23

These are two very popular ways of formatting a string in Python. One is using a dict:

>>> 'I will be %(years)i on %(month)s %(day)i' % {'years': 21, 'month': 'January', 'day': 23}
'I will be 21 on January 23'

And the other one using a simple tuple:

>>> 'I will be %i on %s %i' % (21, 'January', 23)
'I will be 21 on January 23'

The first one is way more readable, but the second one is faster to write. I actually use them indistinctly.

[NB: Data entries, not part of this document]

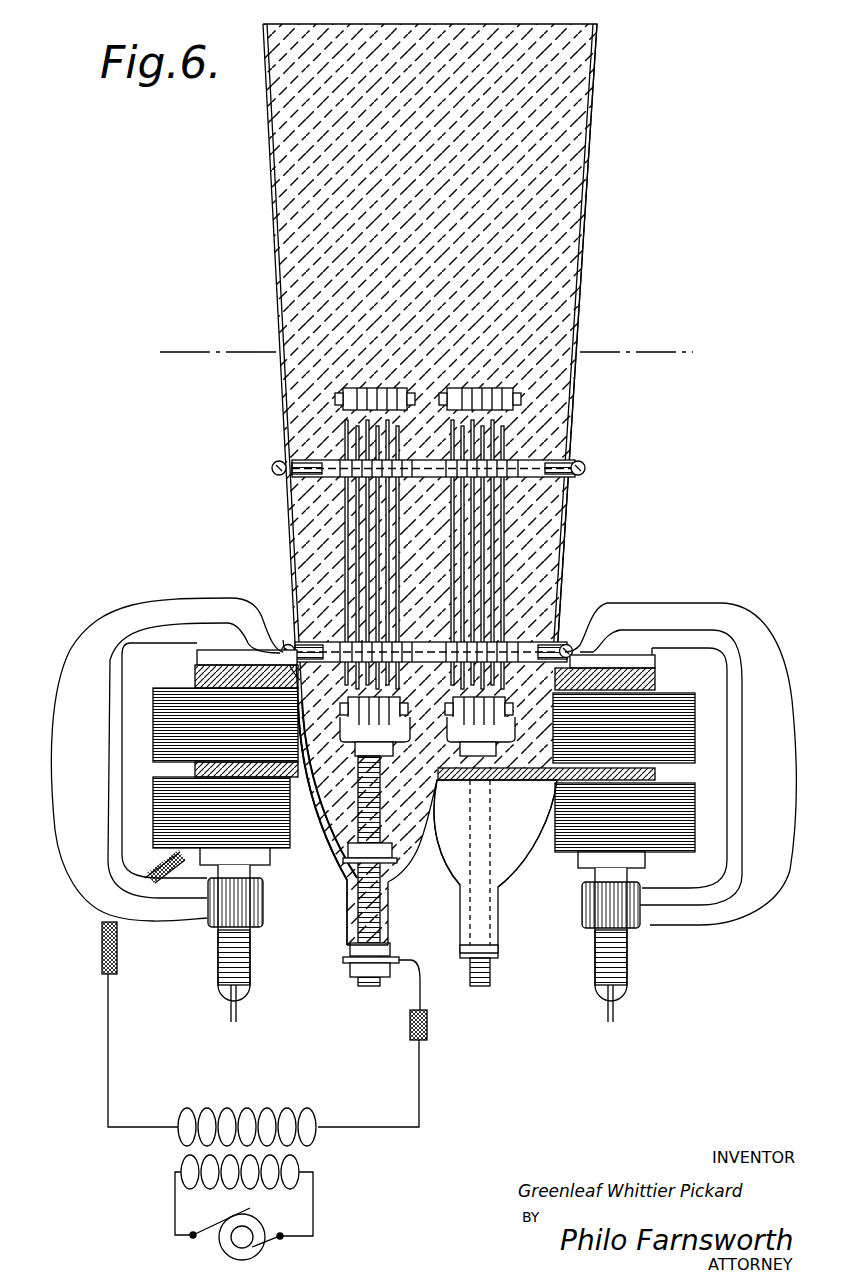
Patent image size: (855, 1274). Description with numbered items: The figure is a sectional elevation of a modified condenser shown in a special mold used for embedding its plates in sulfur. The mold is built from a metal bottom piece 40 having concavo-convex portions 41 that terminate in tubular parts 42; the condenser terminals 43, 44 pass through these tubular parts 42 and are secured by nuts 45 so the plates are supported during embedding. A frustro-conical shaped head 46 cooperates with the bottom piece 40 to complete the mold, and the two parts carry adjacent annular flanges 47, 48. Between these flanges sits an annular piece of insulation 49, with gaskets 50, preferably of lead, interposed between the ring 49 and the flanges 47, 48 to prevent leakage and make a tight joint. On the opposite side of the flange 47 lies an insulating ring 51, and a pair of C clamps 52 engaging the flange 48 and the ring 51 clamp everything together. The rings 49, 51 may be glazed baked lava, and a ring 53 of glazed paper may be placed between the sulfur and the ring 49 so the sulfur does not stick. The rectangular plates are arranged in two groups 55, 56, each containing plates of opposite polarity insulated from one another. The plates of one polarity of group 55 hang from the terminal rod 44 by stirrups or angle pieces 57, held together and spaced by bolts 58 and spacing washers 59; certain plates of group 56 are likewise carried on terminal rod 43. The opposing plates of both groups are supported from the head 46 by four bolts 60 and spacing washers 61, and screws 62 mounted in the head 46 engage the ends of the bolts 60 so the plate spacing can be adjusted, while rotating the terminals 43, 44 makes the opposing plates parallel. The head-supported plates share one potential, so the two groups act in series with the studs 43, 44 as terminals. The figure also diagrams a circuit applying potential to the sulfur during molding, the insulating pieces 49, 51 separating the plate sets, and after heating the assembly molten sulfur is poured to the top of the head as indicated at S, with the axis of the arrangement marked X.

The sulfur fill level S is at (572, 180).
The axis X is at (190, 352).
The metal bottom piece 40 is at (413, 862).
The concavo-convex portions 41 is at (320, 858).
The tubular parts 42 is at (386, 931).
The terminal rod 43 is at (381, 905).
The terminal rod 44 is at (492, 812).
The nuts 45 is at (389, 948).
The frustro-conical head 46 is at (578, 318).
The annular flange 47 is at (656, 774).
The annular flange 48 is at (656, 662).
The annular insulating piece 49 is at (690, 730).
The gaskets 50 is at (656, 688).
The insulating ring 51 is at (688, 821).
The C clamps 52 is at (796, 783).
The glazed paper ring 53 is at (287, 644).
The plate group 55 is at (520, 540).
The plate group 56 is at (345, 520).
The stirrups or angle piece 57 is at (456, 756).
The bolts 58 is at (518, 402).
The spacing washers 59 is at (505, 393).
The bolts 60 is at (540, 463).
The spacing washers 61 is at (540, 642).
The screws 62 is at (586, 468).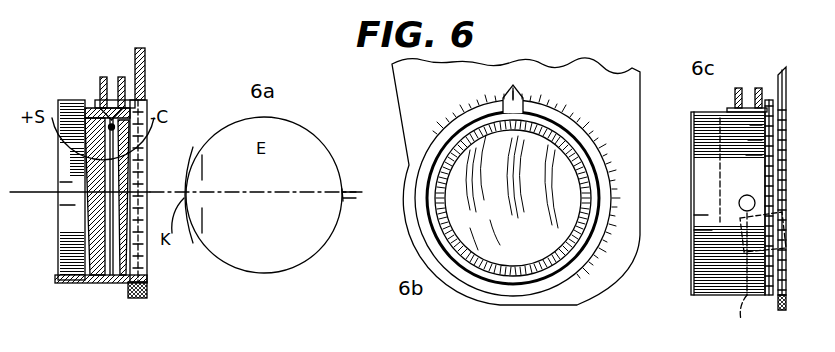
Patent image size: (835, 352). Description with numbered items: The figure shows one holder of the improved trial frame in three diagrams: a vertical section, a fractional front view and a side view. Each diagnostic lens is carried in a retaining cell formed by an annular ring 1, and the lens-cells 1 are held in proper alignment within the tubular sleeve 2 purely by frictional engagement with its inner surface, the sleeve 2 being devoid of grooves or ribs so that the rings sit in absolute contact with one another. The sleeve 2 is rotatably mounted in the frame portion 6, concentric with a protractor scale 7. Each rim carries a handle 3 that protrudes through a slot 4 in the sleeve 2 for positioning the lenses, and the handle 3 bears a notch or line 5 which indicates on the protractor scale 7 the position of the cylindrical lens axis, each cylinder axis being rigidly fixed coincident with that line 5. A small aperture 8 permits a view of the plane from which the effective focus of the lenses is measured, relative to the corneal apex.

What are the pros and cons of each one? regarding performance, readability, code optimization (is one of them transformed to the other?) and anything else you would think is useful to share.

juliomalegria
  • 24,229
  • 14
  • 73
  • 89
  • 2
    Good question. I personally find the second one more readable. Code readability is brain-dependent. On a side note, somehow curly braces always ruin it for me. – milancurcic Dec 06 '11 at 05:58
  • 1
    When using `format()` method you do not need to choose between these two ways of passing parameters - you can use both at the same time (see my answer). – Tadeck Dec 06 '11 at 06:22

3 Answers3

22

Why format() is more flexible than % string operations

I think you should really stick to format() method of str, because it is the preferred way to format strings and will probably replace string formatting operation in the future.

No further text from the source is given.